Azure Machine Learning - Data Camp
These are some notes that I typed up during an Azure Machine Learning - Data Camp that I attended at the Microsoft learning center in the Aon building. It was entertaining, informative, and all around a great session; unfortunately, it was entirely useless for my job, since this really has nothing to do with the work that I perform. On the plus side - I was able to recommend to my co-workers on the Analytics team that they should attend it.

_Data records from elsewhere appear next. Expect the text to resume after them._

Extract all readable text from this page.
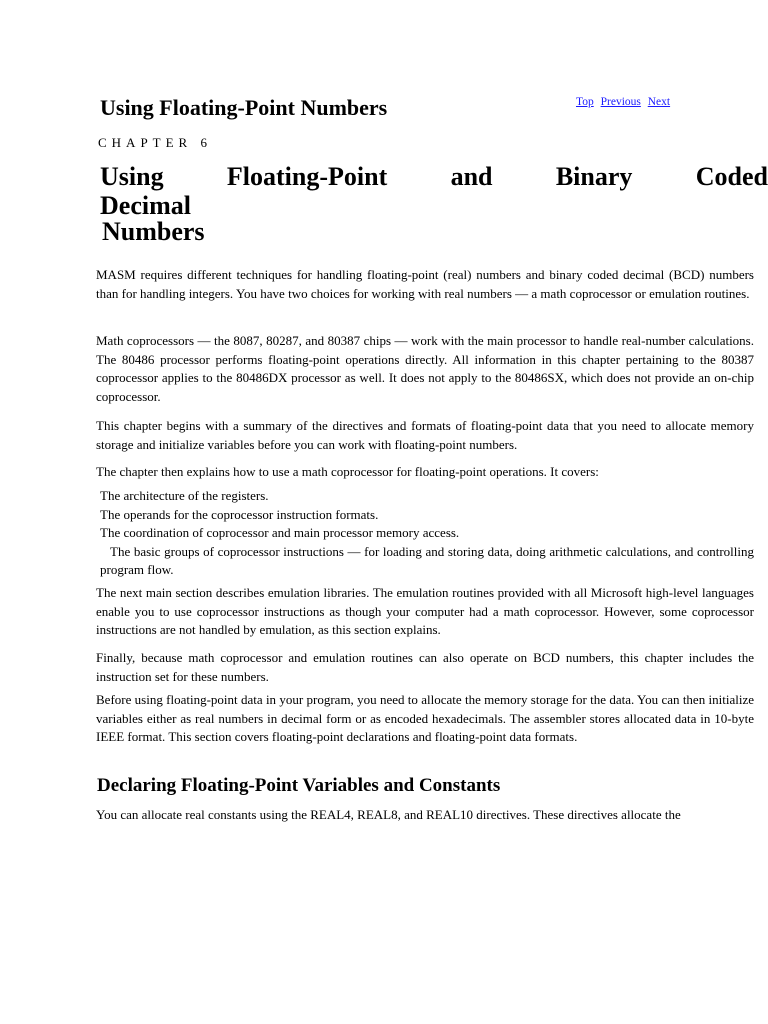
Using Floating-Point Numbers	Top Previous Next
CHAPTER 6
Using Floating-Point and Binary Coded
Decimal
Numbers

MASM requires different techniques for handling floating-point (real) numbers and binary coded decimal (BCD) numbers than for handling integers. You have two choices for working with real numbers — a math coprocessor or emulation routines.

Math coprocessors — the 8087, 80287, and 80387 chips — work with the main processor to handle real-number calculations. The 80486 processor performs floating-point operations directly. All information in this chapter pertaining to the 80387 coprocessor applies to the 80486DX processor as well. It does not apply to the 80486SX, which does not provide an on-chip coprocessor.

This chapter begins with a summary of the directives and formats of floating-point data that you need to allocate memory storage and initialize variables before you can work with floating-point numbers.

The chapter then explains how to use a math coprocessor for floating-point operations. It covers:

The architecture of the registers.
The operands for the coprocessor instruction formats.
The coordination of coprocessor and main processor memory access.
The basic groups of coprocessor instructions — for loading and storing data, doing arithmetic calculations, and controlling program flow.

The next main section describes emulation libraries. The emulation routines provided with all Microsoft high-level languages enable you to use coprocessor instructions as though your computer had a math coprocessor. However, some coprocessor instructions are not handled by emulation, as this section explains.

Finally, because math coprocessor and emulation routines can also operate on BCD numbers, this chapter includes the instruction set for these numbers.

Before using floating-point data in your program, you need to allocate the memory storage for the data. You can then initialize variables either as real numbers in decimal form or as encoded hexadecimals. The assembler stores allocated data in 10-byte IEEE format. This section covers floating-point declarations and floating-point data formats.

Declaring Floating-Point Variables and Constants

You can allocate real constants using the REAL4, REAL8, and REAL10 directives. These directives allocate the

Ross Loforte, Data Scientist, Microsoft https://github.com/melzoghbi/datacamp
-
Data science is about using data to make decisions that drive actions, involving Data Selection, Preprocessing, Transformation, Data Mining, Delivering value from data (interpretation and evaluation).
-
Challenges have been extremely complex overhead, expensive startup, and steep learning curves. The goal of Azure Machine Learning Services is to provide a simpler and scalable method.
-
Machine Learning is using known data to develop a model to predict unknown data.
- Known Data: Big enough archive, previous observations, past data
- Model: Known data + algorithms (ML algorithms)
- Unknown Data: Missing, unseen, not existing, future data
-
Microsoft's usage of ML: 1997 Hotmail spam filters, 2008 Bing maps routing, 2009 Bing search, 2010 Kinect
-
Azure Machine Learning's goal - Make machine learning accessible to every enterprise, data scientist, developer, information worker, consumer, and device anywhere in the world.
-
Expect that 75% of the time will be building the model and testing validity of predictions.
-
Cycle of Steps to building a machine learning solution
- Frame the problem
- Get and Prepare Data
- Develop the Model
- Analysis / Metric Definition
- Feature Engineering
- Model Training
- Parameter Tuning
- Evaluation
- Deploy Model
- Evaluate / Track Performance
-
ML Algorithm defines how your model will react
- Written in R or Python
-
Classification: answer yes/no
-
Regression: predict a numeric value
-
Anomaly Detection: value outside of bounds
-
Clustering: unsupervised learning, group like data